Beers's domineering, compulsive personality, however, created difficulties. As secretary of the National Committee and of a number of other organizations that he set up, he insisted on the right to oversee their activities, a demand that brought him into conflict with the committee's medical chiefs. In 1922, frustrated by this opposition, he decided to shift his main effort to international work. He originated the idea of the First International Congress for Mental Hygiene, for which he raised the money. Held in Washington, D. C. , in May 1930, the meeting was attended by some 3, 500 representatives from fifty-three nations and resulted in the formation of the International Committee for Mental Hygiene.

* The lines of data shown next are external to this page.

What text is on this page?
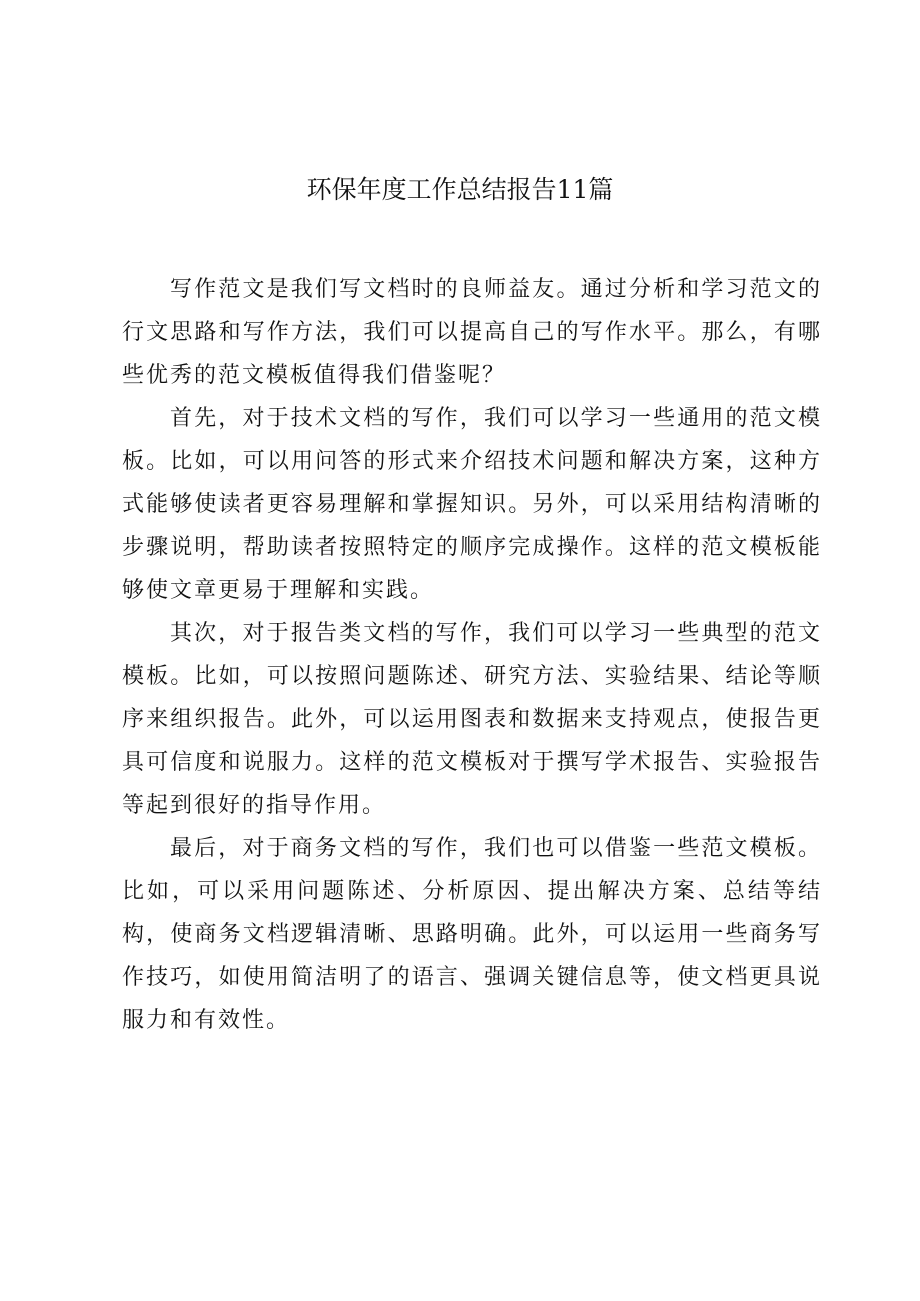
环保年度工作总结报告11篇

写作范文是我们写文档时的良师益友。通过分析和学习范文的行文思路和写作方法，我们可以提高自己的写作水平。那么，有哪些优秀的范文模板值得我们借鉴呢？

首先，对于技术文档的写作，我们可以学习一些通用的范文模板。比如，可以用问答的形式来介绍技术问题和解决方案，这种方式能够使读者更容易理解和掌握知识。另外，可以采用结构清晰的步骤说明，帮助读者按照特定的顺序完成操作。这样的范文模板能够使文章更易于理解和实践。

其次，对于报告类文档的写作，我们可以学习一些典型的范文模板。比如，可以按照问题陈述、研究方法、实验结果、结论等顺序来组织报告。此外，可以运用图表和数据来支持观点，使报告更具可信度和说服力。这样的范文模板对于撰写学术报告、实验报告等起到很好的指导作用。

最后，对于商务文档的写作，我们也可以借鉴一些范文模板。比如，可以采用问题陈述、分析原因、提出解决方案、总结等结构，使商务文档逻辑清晰、思路明确。此外，可以运用一些商务写作技巧，如使用简洁明了的语言、强调关键信息等，使文档更具说服力和有效性。
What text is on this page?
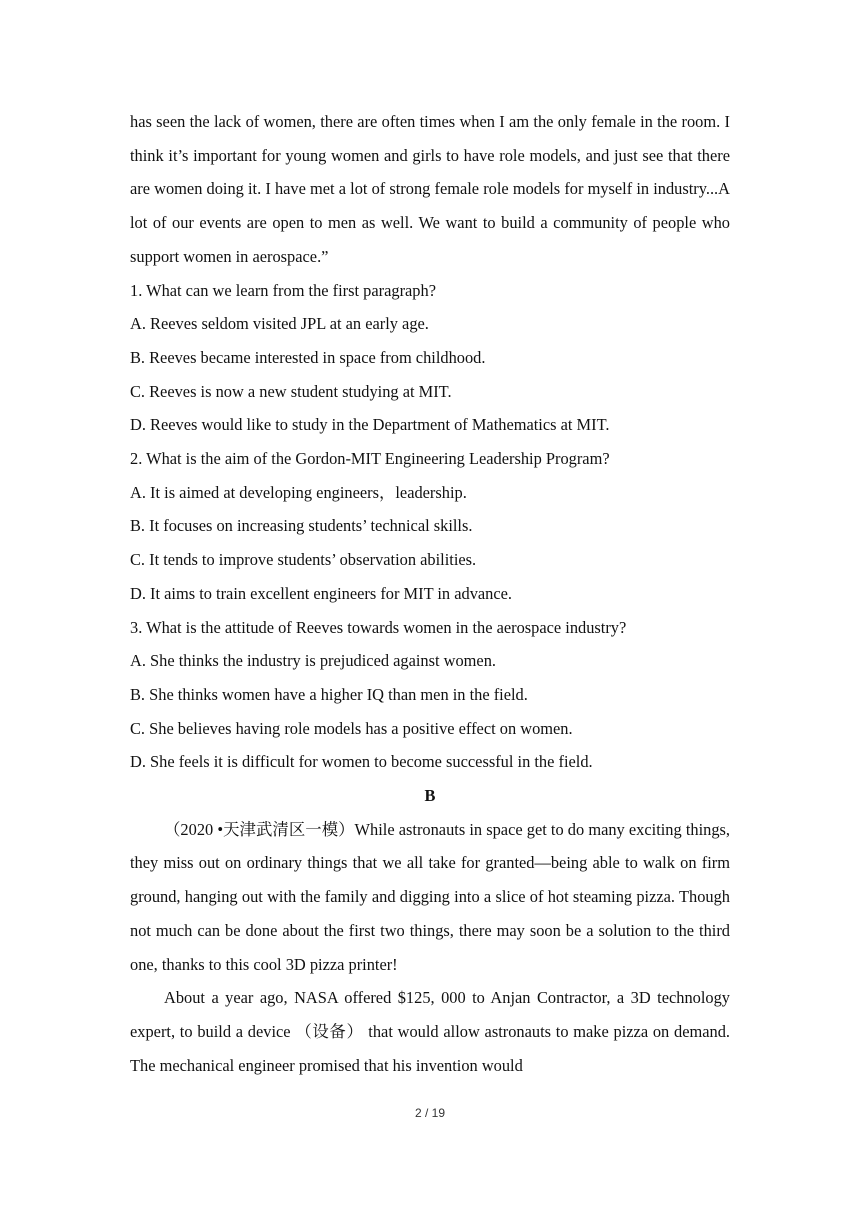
has seen the lack of women, there are often times when I am the only female in the room. I think it’s important for young women and girls to have role models, and just see that there are women doing it. I have met a lot of strong female role models for myself in industry...A lot of our events are open to men as well. We want to build a community of people who support women in aerospace.”

1. What can we learn from the first paragraph?

A. Reeves seldom visited JPL at an early age.

B. Reeves became interested in space from childhood.

C. Reeves is now a new student studying at MIT.

D. Reeves would like to study in the Department of Mathematics at MIT.

2. What is the aim of the Gordon-MIT Engineering Leadership Program?

A. It is aimed at developing engineers，leadership.

B. It focuses on increasing students’ technical skills.

C. It tends to improve students’ observation abilities.

D. It aims to train excellent engineers for MIT in advance.

3. What is the attitude of Reeves towards women in the aerospace industry?

A. She thinks the industry is prejudiced against women.

B. She thinks women have a higher IQ than men in the field.

C. She believes having role models has a positive effect on women.

D. She feels it is difficult for women to become successful in the field.

B

（2020 •天津武清区一模）While astronauts in space get to do many exciting things, they miss out on ordinary things that we all take for granted—being able to walk on firm ground, hanging out with the family and digging into a slice of hot steaming pizza. Though not much can be done about the first two things, there may soon be a solution to the third one, thanks to this cool 3D pizza printer!

About a year ago, NASA offered $125, 000 to Anjan Contractor, a 3D technology expert, to build a device （设备） that would allow astronauts to make pizza on demand. The mechanical engineer promised that his invention would

2 / 19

During numerous trips abroad Beers enjoyed recognition everywhere as the founder and leader of the modern mental hygiene movement. He received many honors, some of which he actively sought, he said, for the prestige they reflected upon his cause; among the latter was the French government's naming him a chevalier of the Legion of Honor. Meanwhile Beers had continued as secretary of the National Committee for Mental Hygiene. By 1934, however, glaucoma and arteriosclerosis forced him to reduce his workload. A few years later the committee had to curtail its programs because of a shrinkage of funds. Called upon to resume fund raising, for which he feared he no longer had the energy or self-confidence, Beers became depressed and suspicious and finally committed himself in June 1939 to Butler Hospital, Providence, Rhode Island. He died there a few years later of bronchial pneumonia, some months after suffering a cerebral thrombosis, and was buried in Evergreen Cemetery, New Haven.
In the large scope of his efforts Beers modeled himself after the industrial tycoons of the day, whom he greatly admired. Unlike Dorothea Dix, with whom he is best compared, Beers could collaborate with others, despite his tendency to dominate. Intense, clever, talkative, witty, dark eyes flashing out of a swarthy face, he was able to persuade wealthy persons to contribute hundreds of thousands of dollars to the his committee. Indeed, his accomplishments outlasted those of Dix, for he was able to enlist some of the most talented men of his day in a movement that survived the death of its originator.
Interests
Only when Beers was almost sixty did he take up a hobby, oil painting.
Connections
On June 27, 1912, Clifford Beers was married to Clara Louise Jepson of New Haven, a childhood friend. They had no children for fear of transmitting a susceptibility to the mental illness that had struck Beers and by 1912 his younger brother.